The shrinkage behavior, during the casting of steel strands having the same cross-section, is dependent upon the casting parameters, such as the composition of the melt, the casting speed, casting temperature and casting process, such as for instance whether casting is accomplished with or without flux powder. During the production of continuously cast strands frequently the taper of the continuous casting mold is accommodated to the shrinkage behavior of different steel qualities and the contemplated casting speed. Apart from thereby achieving a reduced tendency of metal break-out there is furthermore obtained optimum cooling of the strand, which, in turn, ensures for good quality of the cast strand product.

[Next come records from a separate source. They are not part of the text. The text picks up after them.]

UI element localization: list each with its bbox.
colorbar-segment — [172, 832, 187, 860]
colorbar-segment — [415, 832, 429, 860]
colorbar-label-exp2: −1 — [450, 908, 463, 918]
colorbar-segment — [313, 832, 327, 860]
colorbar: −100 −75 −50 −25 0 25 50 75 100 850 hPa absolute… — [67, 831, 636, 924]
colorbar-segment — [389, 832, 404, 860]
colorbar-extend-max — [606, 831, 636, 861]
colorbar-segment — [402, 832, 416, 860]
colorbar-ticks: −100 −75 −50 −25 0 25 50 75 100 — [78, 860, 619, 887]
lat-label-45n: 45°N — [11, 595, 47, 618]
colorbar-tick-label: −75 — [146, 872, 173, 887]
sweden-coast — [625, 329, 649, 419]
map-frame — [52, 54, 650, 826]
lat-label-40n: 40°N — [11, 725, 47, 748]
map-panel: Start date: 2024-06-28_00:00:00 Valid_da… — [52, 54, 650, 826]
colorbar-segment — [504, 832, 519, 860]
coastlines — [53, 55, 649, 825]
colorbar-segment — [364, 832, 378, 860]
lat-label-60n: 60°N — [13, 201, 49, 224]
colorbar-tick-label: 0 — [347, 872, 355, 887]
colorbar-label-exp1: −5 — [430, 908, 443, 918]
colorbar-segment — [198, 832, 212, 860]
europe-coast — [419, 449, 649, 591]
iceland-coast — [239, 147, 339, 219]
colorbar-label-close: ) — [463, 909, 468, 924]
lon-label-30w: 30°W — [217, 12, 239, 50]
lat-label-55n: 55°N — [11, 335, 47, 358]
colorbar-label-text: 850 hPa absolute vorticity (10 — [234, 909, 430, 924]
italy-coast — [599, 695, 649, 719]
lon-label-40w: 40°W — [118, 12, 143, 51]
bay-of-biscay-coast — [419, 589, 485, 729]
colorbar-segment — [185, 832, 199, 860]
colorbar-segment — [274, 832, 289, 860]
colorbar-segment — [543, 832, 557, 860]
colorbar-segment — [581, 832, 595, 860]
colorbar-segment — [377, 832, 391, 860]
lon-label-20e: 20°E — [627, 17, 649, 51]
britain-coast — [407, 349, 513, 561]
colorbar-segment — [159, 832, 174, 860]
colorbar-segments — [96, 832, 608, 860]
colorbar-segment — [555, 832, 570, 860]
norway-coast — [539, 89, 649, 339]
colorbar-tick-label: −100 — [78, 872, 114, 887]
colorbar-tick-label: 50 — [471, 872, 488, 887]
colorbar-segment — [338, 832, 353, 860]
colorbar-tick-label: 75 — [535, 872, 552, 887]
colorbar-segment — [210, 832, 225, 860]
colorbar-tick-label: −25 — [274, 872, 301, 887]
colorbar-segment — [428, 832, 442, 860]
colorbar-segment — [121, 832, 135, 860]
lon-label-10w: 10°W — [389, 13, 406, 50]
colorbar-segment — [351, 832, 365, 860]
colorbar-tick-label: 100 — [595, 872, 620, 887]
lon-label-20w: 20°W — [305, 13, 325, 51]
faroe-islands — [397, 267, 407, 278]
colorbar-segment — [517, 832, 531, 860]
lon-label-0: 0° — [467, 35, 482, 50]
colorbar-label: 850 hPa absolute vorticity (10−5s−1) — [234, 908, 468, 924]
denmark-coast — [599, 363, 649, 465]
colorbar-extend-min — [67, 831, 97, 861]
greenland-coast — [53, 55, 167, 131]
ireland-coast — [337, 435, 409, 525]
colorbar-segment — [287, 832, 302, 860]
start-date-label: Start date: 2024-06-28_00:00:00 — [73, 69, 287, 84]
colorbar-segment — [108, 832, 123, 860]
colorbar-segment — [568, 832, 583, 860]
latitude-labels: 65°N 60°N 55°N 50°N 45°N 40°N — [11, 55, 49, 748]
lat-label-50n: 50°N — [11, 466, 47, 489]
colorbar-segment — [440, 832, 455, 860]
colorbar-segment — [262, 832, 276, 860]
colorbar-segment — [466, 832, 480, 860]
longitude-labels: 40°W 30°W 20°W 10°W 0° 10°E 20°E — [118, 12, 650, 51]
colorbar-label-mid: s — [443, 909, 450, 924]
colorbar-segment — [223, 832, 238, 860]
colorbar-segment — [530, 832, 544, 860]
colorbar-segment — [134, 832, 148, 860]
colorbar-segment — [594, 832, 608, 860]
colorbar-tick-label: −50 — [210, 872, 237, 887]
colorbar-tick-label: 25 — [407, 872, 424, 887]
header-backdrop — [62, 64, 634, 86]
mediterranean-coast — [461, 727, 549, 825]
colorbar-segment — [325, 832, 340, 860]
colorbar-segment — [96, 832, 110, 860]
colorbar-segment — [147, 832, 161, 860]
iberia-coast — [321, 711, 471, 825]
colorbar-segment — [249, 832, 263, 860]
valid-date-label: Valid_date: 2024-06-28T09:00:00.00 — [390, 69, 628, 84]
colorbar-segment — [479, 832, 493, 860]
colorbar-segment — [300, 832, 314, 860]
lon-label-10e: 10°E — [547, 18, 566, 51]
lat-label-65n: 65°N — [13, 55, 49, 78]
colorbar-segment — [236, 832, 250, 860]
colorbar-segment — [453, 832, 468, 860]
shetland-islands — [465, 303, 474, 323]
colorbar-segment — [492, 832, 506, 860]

During the continuous casting of steel billets and blooms it is known from practice to use tube molds having an appropriately conically configured hollow mold cavity or compartment. On the one hand, the taper thereof is accommodated to the strand or cross-section and, on the other hand, to the steel quality as well as the contemplated mean or average casting speed. If, for instance, the steel quality is altered from conventional carbon steels to austenitic or other alloyed steels, then the different shrinkage behavior of these two types of steels is taken into account by exchanging the mold for an appropriately designed casting mold.
During the continuous casting of steel with plate molds there is furthermore known to the art a method which contemplates accommodating the taper of the hollow mold compartment between both of the narrow sides of the mold also during the casting operation upon change of the casting parameters. This method which is suitable for the casting of slab shapes cannot be employed when casting billet sections and square bloom sections as well as during casting in tube molds.
In order to avoid longitudinal fissures, especially edge fissures, and to reduce the danger of metal break-out with increased casting speed, it is further known in this field to limit the converging hollow mold compartment by means of walls having parabolic-shaped surfaces. The parabolic-shaped surfaces of the inner walls of the mold can also be bounded by step-shaped, planar surfaces, so that, viewed in the direction of travel of the strand, there are formed successive taper stages or regions, the degree of taper of which reduces in the direction of strand travel. At the region of the cast molten bath level or meniscus the hollow mold compartment is provided with parallel walls. This multiple-conical hollow mold compartment is designed for predetermined steel composition, casting speed and mold length. When casting steel charges of different composition and so forth, it is necessary to exchange such molds, thereby reducing the available production capacity of the continuous casting installation.